Desde chica, cuando no entendía algo, recogía, una tras otra, las
palabras esparcidas a mis pies, y las
conformaba en frases. Si después de esto, seguía sin comprender, volvía a
mezclar las palabras y las ordenaba otra
vez dándoles una forma distinta. Tras repetir varias veces el mismo proceso, al
final, era capaz de pensar como el resto de los mortales. Por eso escribir,
nunca me pareció duro o pesado. Igual que los otros niños coleccionaban
estampas de la Pandilla Basura o
calcomanías de los Phosquitos, yo,
escribía una frase tras otra como quien respira. Y pensaba.

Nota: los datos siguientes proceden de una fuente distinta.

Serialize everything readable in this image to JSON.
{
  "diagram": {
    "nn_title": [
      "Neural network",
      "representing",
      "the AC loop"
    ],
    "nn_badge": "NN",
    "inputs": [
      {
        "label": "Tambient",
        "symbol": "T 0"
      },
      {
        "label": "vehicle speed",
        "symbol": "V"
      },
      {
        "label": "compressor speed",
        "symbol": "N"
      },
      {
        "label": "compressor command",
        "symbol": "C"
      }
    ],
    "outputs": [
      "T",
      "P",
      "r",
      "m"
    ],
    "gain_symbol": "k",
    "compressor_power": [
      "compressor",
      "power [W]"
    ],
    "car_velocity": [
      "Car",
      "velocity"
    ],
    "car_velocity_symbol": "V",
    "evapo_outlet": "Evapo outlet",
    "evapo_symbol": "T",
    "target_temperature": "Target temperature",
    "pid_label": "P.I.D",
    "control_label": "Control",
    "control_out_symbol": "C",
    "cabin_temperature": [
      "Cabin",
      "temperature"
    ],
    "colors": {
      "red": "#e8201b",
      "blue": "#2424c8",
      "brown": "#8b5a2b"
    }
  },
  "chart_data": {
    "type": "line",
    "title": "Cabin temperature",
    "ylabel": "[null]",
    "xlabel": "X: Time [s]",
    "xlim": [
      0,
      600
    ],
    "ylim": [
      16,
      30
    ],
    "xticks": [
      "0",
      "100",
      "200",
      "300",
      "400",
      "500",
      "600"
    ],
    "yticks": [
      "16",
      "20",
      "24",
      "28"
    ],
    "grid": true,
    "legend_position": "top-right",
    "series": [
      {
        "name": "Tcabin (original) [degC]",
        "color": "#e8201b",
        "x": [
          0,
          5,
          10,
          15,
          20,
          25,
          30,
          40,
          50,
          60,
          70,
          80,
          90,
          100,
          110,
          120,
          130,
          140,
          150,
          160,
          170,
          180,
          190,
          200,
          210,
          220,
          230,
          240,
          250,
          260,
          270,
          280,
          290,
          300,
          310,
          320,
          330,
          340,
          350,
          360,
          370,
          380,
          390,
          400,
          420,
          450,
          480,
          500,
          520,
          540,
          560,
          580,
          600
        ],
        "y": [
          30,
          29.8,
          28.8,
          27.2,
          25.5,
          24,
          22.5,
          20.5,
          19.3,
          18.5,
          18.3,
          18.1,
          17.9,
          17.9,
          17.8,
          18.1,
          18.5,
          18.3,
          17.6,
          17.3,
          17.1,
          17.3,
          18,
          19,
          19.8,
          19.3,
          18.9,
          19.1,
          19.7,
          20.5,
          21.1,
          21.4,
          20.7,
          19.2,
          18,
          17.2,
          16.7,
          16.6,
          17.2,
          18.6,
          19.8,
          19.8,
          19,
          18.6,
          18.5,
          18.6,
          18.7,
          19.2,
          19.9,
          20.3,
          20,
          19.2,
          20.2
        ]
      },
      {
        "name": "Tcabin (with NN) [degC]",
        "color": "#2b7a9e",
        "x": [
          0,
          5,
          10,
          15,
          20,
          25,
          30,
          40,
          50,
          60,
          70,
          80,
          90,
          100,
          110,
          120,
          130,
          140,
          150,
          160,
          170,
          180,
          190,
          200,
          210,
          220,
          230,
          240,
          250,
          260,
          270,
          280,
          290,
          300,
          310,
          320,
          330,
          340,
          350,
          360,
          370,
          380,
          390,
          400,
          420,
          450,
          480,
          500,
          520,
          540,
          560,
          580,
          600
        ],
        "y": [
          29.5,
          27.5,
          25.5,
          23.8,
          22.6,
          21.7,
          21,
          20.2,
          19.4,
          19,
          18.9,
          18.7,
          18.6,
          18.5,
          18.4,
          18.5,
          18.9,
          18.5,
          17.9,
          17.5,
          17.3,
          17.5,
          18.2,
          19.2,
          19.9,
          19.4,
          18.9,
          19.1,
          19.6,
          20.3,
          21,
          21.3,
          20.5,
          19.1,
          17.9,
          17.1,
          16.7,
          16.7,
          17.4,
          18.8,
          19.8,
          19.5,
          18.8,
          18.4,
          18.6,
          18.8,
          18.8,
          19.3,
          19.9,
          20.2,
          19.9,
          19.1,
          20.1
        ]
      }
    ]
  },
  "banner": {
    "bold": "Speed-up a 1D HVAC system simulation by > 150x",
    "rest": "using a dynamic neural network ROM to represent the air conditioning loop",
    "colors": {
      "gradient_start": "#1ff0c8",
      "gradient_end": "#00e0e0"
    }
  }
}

Quizá pueda usted creer que seguir todo este proceso cada vez que se
piensa, además de una pérdida de tiempo, es muy lento para llegar a una
conclusión. Pues tiene razón, la gente se preguntaba incluso si yo no sería
retrasada. Era incapaz de seguir el ritmo de los demás niños de la clase. Esta
especie de conciencia de inadaptación que me provocaba este desfase, casi se
difuminó al terminar la EGB. Había aprendido, entre comillas, a adaptarme a lo
que me rodeaba. Pero aquel desfase permaneció en mi interior para siempre. Como
una pantera sin voz entre la maleza. Y aquí viene mi tesis provisional, Don
Justo. A menudo, tomo conciencia de mi identidad en forma de palabras. ¿Sí?
¡Pues sí!
Pero cuando lo conocí a él, tuve que dejar de escribir. Para seguirle
tuve que aligerar al máximo mi equipaje. Incluso el acto básico de pensar, se
convirtió en una carga demasiado pesada.
Creo que me he distraído un poco del tema, Don Justo, no se lo vaya a
anotar en su libretita, por favor. ¿Por dónde íbamos? ¡Ah, sí! Le estaba
relatando que empecé a enterrar escribiendo para poder vivir.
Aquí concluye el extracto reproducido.